# Resistencia, bobina, capacitor, semiconductor y ... memoresistencia.



## asherar (Nov 29, 2008)

Aunque ya es medio viejo (publicado en Mayo), ... con ustedes: 
el "quinto elemento" de la electrónica: la memo-resistencia


----------



## Guest (Nov 29, 2008)

Llegas tarde ¬¬ :
https://www.forosdeelectronica.com/about23695.html

De echo salieron nuevas Nuevas:

A principios de mayo HP presentó lo que puede ser uno de los avances más interesantes en el mundo de la electrónica, el memristor, una resistencia variable con la capacidad de recordar resistencias anteriores.

Ahora están trabajando en ver como se puede integrar los memristores en circuitos convencionales y esto ha sido lo que han estado mostrando en un simposio sobre esta tecnología: un chip que combina transistores y memristores.
Esta combinación permite sustituir los transistores por un menor número de memristores, ofreciendo mayor rendimiento y reduciendo el consumo del chip. Teniendo en cuenta que los transistores llegarán a un punto en que no se podrán miniaturizar más, esto representa un avance considerable y un pequeño cambio de paradigma, al no enfocarse en conseguir integrar cada vez más transistores en el mismo espacio.

El principal problema, de momento, es que muy poca gente es capaz de diseñar circuitos que utilicen memristores, pues lo habitual es hacerlo con transistores, pero en pocos años seguro que empezamos a verlos de forma más habitual. HP prevé que en unos tres años podrán estar en el mercado.

Fountain: http://www.xataka.com/2008/11/26-chip-transistor-memristor


----------



## asherar (Nov 29, 2008)

Usé el buscador pero ... ops:


----------



## fernandob (Nov 29, 2008)

en verdad es que no comprendo ese concepto de que 

"no hay gente que pueda diseñar con memresistencias" 

no me parece un motivo ya que el fabricante podria hacer compuertas y demas componentes usando ..........lo que se le ocurra: transistores, o lo que sea, que parqa el usuario seria indistinto.

ahora bien , si estos componente s requieren un concepto distinto para su aplicacion pero mas especificamente para su aprovechameineto maximio (optimizacion) .......eso me hace pensar que NO HAY mucha difererncia entre los T y estos MR .........por que si la diferencia fuese notoria no se notaria un poco de desperdicio al darle usos similares a los que hoy tienen los T.

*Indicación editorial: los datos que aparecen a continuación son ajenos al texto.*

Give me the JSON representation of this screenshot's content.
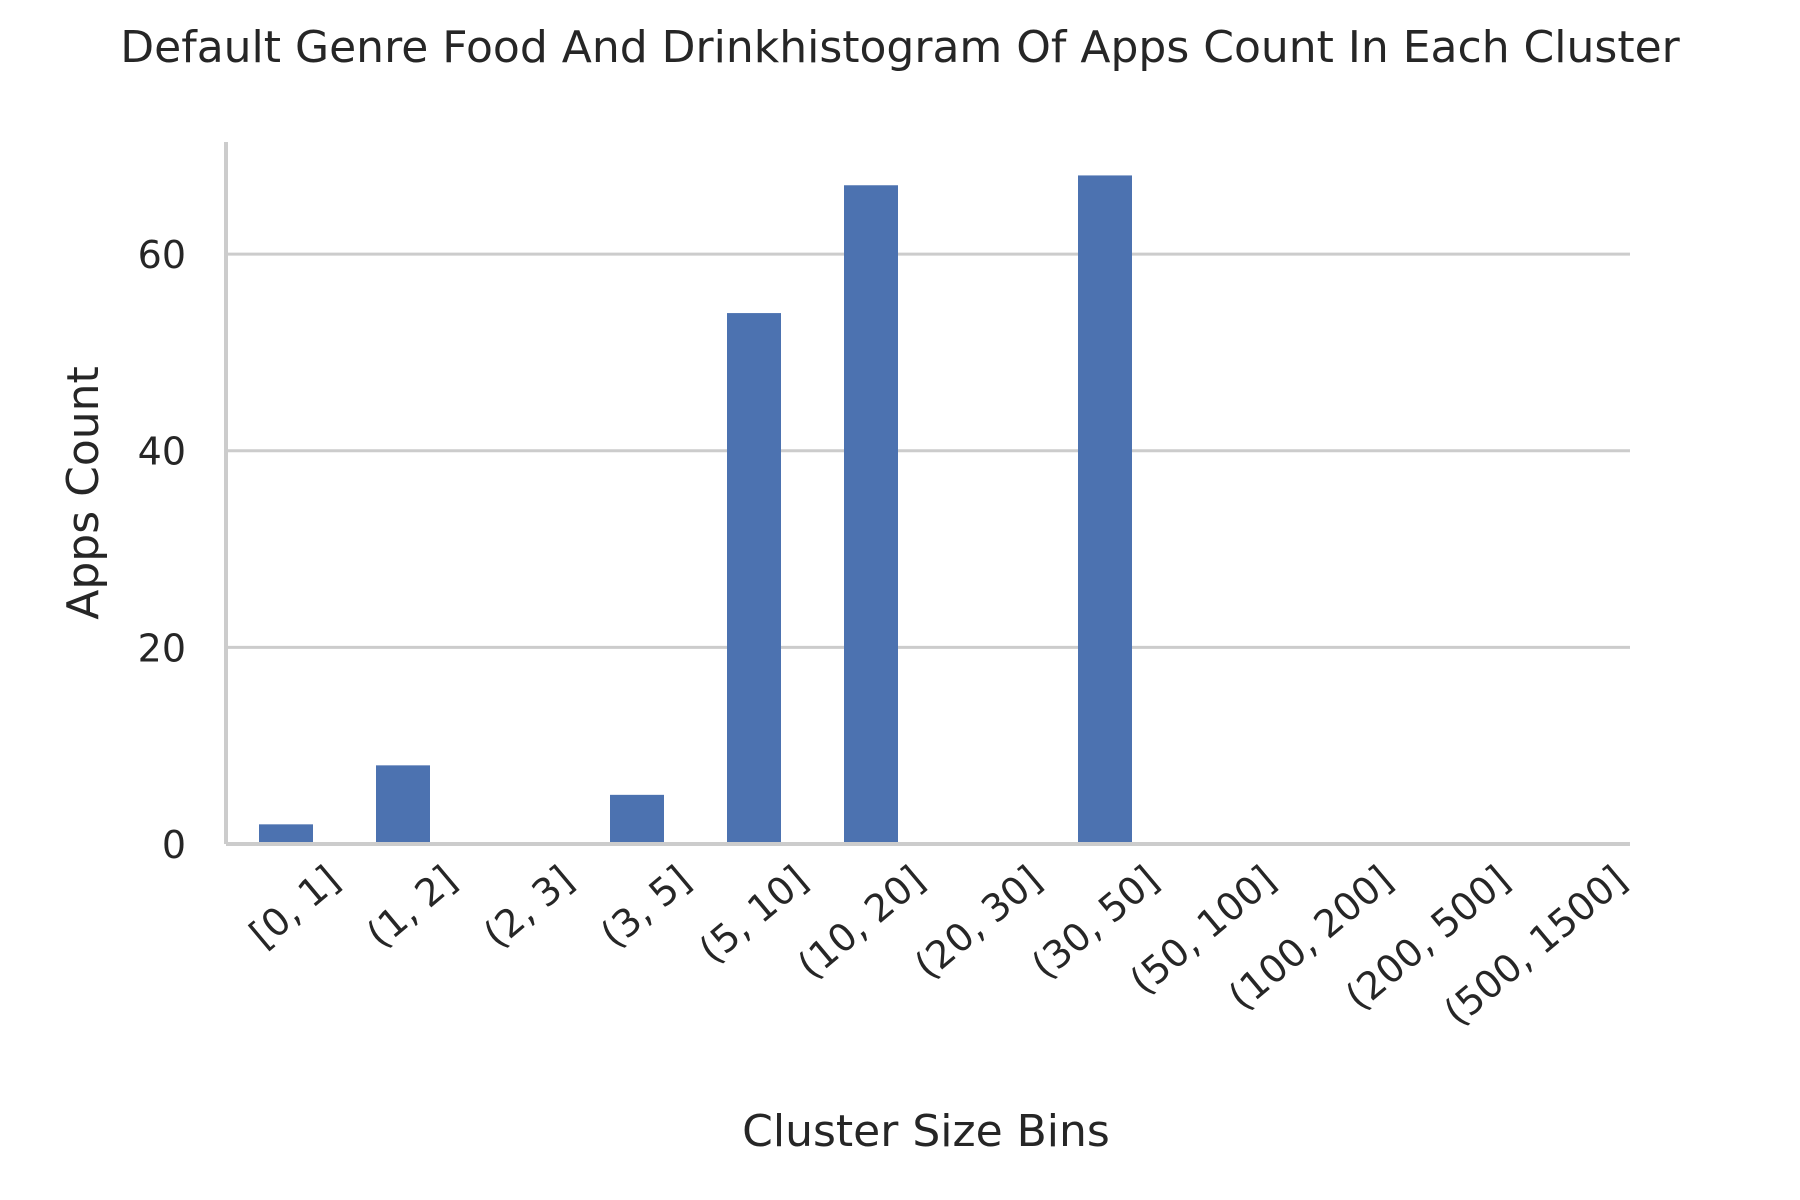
{
  "chart_data": {
    "type": "bar",
    "title": "Default Genre Food And Drinkhistogram Of Apps Count In Each Cluster",
    "xlabel": "Cluster Size Bins",
    "ylabel": "Apps Count",
    "categories": [
      "[0, 1]",
      "(1, 2]",
      "(2, 3]",
      "(3, 5]",
      "(5, 10]",
      "(10, 20]",
      "(20, 30]",
      "(30, 50]",
      "(50, 100]",
      "(100, 200]",
      "(200, 500]",
      "(500, 1500]"
    ],
    "values": [
      2,
      8,
      0,
      5,
      54,
      67,
      0,
      68,
      0,
      0,
      0,
      0
    ],
    "ylim": [
      0,
      71.4
    ],
    "yticks": [
      0,
      20,
      40,
      60
    ],
    "grid": "y",
    "bar_color": "#4c72b0",
    "legend": "none"
  }
}
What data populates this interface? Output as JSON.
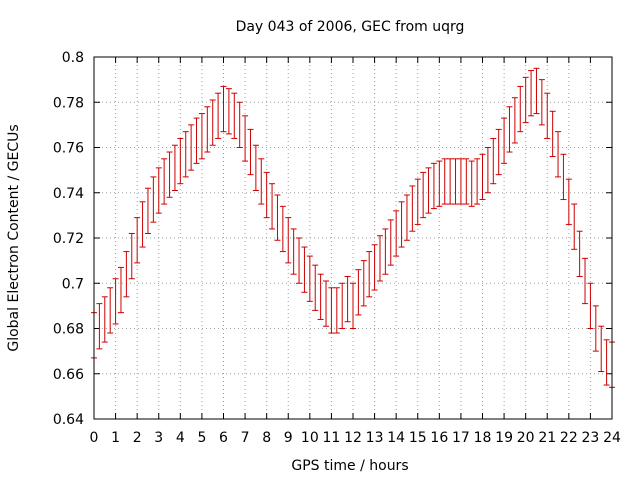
{
  "chart_data": {
    "type": "line",
    "title": "Day 043 of 2006, GEC from uqrg",
    "xlabel": "GPS time / hours",
    "ylabel": "Global Electron Content / GECUs",
    "xlim": [
      0,
      24
    ],
    "ylim": [
      0.64,
      0.8
    ],
    "x_ticks": [
      0,
      1,
      2,
      3,
      4,
      5,
      6,
      7,
      8,
      9,
      10,
      11,
      12,
      13,
      14,
      15,
      16,
      17,
      18,
      19,
      20,
      21,
      22,
      23,
      24
    ],
    "x_tick_labels": [
      "0",
      "1",
      "2",
      "3",
      "4",
      "5",
      "6",
      "7",
      "8",
      "9",
      "10",
      "11",
      "12",
      "13",
      "14",
      "15",
      "16",
      "17",
      "18",
      "19",
      "20",
      "21",
      "22",
      "23",
      "24"
    ],
    "y_ticks": [
      0.64,
      0.66,
      0.68,
      0.7,
      0.72,
      0.74,
      0.76,
      0.78,
      0.8
    ],
    "y_tick_labels": [
      "0.64",
      "0.66",
      "0.68",
      "0.7",
      "0.72",
      "0.74",
      "0.76",
      "0.78",
      "0.8"
    ],
    "grid": true,
    "series_color": "#cc0000",
    "error": 0.01,
    "series": [
      {
        "x": [
          0.0,
          0.25,
          0.5,
          0.75,
          1.0,
          1.25,
          1.5,
          1.75,
          2.0,
          2.25,
          2.5,
          2.75,
          3.0,
          3.25,
          3.5,
          3.75,
          4.0,
          4.25,
          4.5,
          4.75,
          5.0,
          5.25,
          5.5,
          5.75,
          6.0,
          6.25,
          6.5,
          6.75,
          7.0,
          7.25,
          7.5,
          7.75,
          8.0,
          8.25,
          8.5,
          8.75,
          9.0,
          9.25,
          9.5,
          9.75,
          10.0,
          10.25,
          10.5,
          10.75,
          11.0,
          11.25,
          11.5,
          11.75,
          12.0,
          12.25,
          12.5,
          12.75,
          13.0,
          13.25,
          13.5,
          13.75,
          14.0,
          14.25,
          14.5,
          14.75,
          15.0,
          15.25,
          15.5,
          15.75,
          16.0,
          16.25,
          16.5,
          16.75,
          17.0,
          17.25,
          17.5,
          17.75,
          18.0,
          18.25,
          18.5,
          18.75,
          19.0,
          19.25,
          19.5,
          19.75,
          20.0,
          20.25,
          20.5,
          20.75,
          21.0,
          21.25,
          21.5,
          21.75,
          22.0,
          22.25,
          22.5,
          22.75,
          23.0,
          23.25,
          23.5,
          23.75,
          24.0
        ],
        "y": [
          0.677,
          0.681,
          0.684,
          0.688,
          0.692,
          0.697,
          0.704,
          0.712,
          0.719,
          0.726,
          0.732,
          0.737,
          0.741,
          0.745,
          0.748,
          0.751,
          0.754,
          0.757,
          0.76,
          0.763,
          0.765,
          0.768,
          0.771,
          0.774,
          0.777,
          0.776,
          0.774,
          0.77,
          0.764,
          0.758,
          0.751,
          0.745,
          0.739,
          0.734,
          0.729,
          0.724,
          0.719,
          0.714,
          0.71,
          0.706,
          0.702,
          0.698,
          0.694,
          0.691,
          0.688,
          0.688,
          0.69,
          0.693,
          0.69,
          0.696,
          0.7,
          0.704,
          0.707,
          0.711,
          0.714,
          0.718,
          0.722,
          0.726,
          0.729,
          0.733,
          0.736,
          0.739,
          0.741,
          0.743,
          0.744,
          0.745,
          0.745,
          0.745,
          0.745,
          0.745,
          0.744,
          0.745,
          0.747,
          0.75,
          0.754,
          0.758,
          0.763,
          0.768,
          0.772,
          0.777,
          0.781,
          0.784,
          0.785,
          0.78,
          0.774,
          0.766,
          0.757,
          0.747,
          0.736,
          0.725,
          0.713,
          0.701,
          0.69,
          0.68,
          0.671,
          0.665,
          0.664
        ]
      }
    ]
  }
}
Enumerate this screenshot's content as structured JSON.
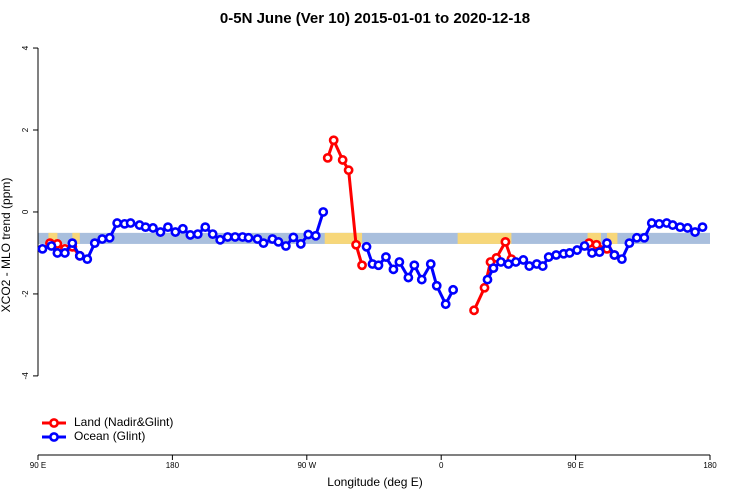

POR OTRO LADO , todos sabemos que una cosa son los hoobistas y otra son las grandes empresas como ser las que fabrican celulares y electrodomesticos.
si estas viensen que consiguen una notoria diferencia entre los MR y los T simplemetent  e cambiarian de tecnologia en un abrir y cerrar de ojos.
acaso dudan que una empresa grande demoraria ?

miren, una empresa grande tiene ingenieros, no uno ni 2 , tiene todos los que necesita , y si estos programan con PIC y mañana es mucho mas ventajoso programar o mas bien usar AVR  cambian en lo que tardams en tirarnos un pedo.
por que para un ingeniero no es un obstaculo aprender a usar un nuevo micro.
y para una empresa no es un obstaculo el conseguir ingenieros nuevos especializados en la nueva linea...............................
y luego a producir.

asi que ......esto del MR me parece medio bla bla bla.........

se3ria interesante ver en los comercios a ese componente y la hoja de datos .....para ver que aplicaciones se le puede dar.
por que lo interesante es *que aplicaciones novedosas hay ???.*

y si no las hay.......y me refiero a que lo que puedes hacer con un MR lo puedes hacer con o que ya tienes ...........no tendra una gran acogida.............y ponerse a fabricar algo que no es la gran cosa......nadie lo hara.


asi que amigos, el tiempo lo dira, si lo ven en los comercios es por que alguien lo fabrica.

si lo ven en los chips es por que alguna diferencia tiene .

pero quedense tranquilos, que debe haber muchisimas cosas olvidadas en cajones, cosas muy interesantes de la fisica y de la electronica.

el problema es que este mundo es muy PUTO, ya que solo se mueve si le ponen la $$$ adelante.

saludos


----------